EIN GEDI, Israel — For thousands of years there hasn't been much to see as one travels along the shores of the Dead Sea—a mineral-laden body of water on one side and the most desolate mountainous desert on the other.

There is an obvious reason why it is called the "Dead" Sea. Nothing lives in it. Nothing grows near it. At more than 1,300 feet below sea level, the surface of the Dead Sea is the lowest point on the earth. The saline concentration is almost six times that of the ocean.

But in recent years, life is beginning to spring from the barren shores of the Dead Sea.

As the surface of the 250-square-mile sea has been receding, large sinkholes have appeared along the newly exposed shoreline. Many of these sinkholes are filled with fresh water coming from underground springs that have surfaced after dissolving the heavy concentration of minerals in the soil causing the ground to cave in. Around these new pools grow acres of green grasses and reeds.

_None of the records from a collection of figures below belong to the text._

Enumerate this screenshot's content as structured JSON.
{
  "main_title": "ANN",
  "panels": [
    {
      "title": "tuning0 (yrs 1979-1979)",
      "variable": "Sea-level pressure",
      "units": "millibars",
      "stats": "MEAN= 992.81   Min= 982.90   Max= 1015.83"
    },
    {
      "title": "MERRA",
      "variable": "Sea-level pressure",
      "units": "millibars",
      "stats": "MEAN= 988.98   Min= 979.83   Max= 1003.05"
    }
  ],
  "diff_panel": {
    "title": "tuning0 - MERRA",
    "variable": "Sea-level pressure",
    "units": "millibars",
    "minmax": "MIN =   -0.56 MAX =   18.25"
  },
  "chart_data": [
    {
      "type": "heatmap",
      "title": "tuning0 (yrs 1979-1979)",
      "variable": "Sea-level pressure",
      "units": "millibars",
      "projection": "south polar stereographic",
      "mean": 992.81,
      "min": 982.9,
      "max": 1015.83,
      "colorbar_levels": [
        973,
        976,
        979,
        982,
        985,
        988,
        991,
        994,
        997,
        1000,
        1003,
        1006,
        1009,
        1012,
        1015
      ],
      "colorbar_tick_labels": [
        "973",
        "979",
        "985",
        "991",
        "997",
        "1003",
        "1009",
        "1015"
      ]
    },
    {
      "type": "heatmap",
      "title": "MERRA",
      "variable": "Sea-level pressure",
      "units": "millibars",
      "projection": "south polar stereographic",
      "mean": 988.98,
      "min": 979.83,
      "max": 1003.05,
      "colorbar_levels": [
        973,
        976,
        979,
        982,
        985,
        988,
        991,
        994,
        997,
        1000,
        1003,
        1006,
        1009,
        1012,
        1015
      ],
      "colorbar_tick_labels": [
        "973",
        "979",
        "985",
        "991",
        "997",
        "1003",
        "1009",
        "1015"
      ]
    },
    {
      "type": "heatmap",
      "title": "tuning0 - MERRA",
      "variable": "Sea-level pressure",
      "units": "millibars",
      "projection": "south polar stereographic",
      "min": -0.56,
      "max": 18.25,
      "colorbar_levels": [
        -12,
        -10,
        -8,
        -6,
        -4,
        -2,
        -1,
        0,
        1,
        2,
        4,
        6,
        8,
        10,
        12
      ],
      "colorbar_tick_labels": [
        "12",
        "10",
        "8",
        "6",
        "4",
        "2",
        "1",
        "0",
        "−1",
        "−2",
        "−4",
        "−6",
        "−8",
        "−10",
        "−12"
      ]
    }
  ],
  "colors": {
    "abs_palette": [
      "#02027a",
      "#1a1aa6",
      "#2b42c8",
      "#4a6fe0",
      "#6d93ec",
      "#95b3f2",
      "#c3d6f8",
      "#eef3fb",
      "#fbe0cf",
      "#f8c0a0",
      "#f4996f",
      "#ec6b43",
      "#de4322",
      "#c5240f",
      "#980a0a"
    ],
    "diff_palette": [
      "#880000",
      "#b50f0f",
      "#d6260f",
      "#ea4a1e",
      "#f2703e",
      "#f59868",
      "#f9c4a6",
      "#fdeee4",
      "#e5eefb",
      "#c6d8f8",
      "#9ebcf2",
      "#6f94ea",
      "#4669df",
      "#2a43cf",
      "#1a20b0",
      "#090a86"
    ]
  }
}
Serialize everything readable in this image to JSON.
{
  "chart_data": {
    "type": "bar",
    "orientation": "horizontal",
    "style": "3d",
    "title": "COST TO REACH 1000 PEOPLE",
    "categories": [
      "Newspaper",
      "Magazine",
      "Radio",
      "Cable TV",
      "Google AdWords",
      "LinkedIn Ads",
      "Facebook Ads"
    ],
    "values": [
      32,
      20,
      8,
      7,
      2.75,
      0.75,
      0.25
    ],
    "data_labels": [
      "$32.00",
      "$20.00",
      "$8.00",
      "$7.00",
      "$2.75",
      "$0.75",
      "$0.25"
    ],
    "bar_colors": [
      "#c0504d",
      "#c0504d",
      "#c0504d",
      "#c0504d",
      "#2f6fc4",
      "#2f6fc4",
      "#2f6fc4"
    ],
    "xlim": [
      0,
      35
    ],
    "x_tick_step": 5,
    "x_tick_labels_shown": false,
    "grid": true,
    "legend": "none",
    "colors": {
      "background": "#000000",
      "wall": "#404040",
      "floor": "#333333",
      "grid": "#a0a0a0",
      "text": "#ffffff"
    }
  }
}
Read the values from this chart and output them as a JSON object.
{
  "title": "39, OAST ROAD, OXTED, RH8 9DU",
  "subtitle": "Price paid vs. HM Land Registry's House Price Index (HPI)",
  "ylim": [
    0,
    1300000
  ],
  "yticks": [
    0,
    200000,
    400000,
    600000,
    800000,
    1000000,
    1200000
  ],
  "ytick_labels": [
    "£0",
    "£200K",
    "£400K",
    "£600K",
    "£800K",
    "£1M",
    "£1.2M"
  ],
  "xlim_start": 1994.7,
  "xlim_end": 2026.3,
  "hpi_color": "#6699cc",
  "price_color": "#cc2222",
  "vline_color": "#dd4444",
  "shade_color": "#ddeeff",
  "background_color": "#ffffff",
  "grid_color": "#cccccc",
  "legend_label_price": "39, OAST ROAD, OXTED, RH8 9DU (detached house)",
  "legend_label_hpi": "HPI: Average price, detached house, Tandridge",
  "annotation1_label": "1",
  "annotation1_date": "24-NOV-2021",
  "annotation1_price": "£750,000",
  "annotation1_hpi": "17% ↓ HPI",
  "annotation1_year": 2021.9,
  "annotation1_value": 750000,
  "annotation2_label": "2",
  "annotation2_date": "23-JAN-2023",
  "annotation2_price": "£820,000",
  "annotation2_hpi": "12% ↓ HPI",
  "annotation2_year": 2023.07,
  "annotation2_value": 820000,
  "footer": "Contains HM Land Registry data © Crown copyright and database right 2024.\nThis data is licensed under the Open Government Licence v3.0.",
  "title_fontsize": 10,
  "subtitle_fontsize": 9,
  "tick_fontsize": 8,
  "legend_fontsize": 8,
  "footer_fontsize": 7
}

Experts say that since the 1970s, the sea level has been dropping as much three feet a year, and the overall size of the Dead Sea has been reduced by more than a third. The cause has been related to several issues, including the declining amount of water coming from its main source of the Jordan River, the diversion of other springs for irrigation and drinking water, and the controlled evaporation of the sea water for commercial production of chemical and botanical products.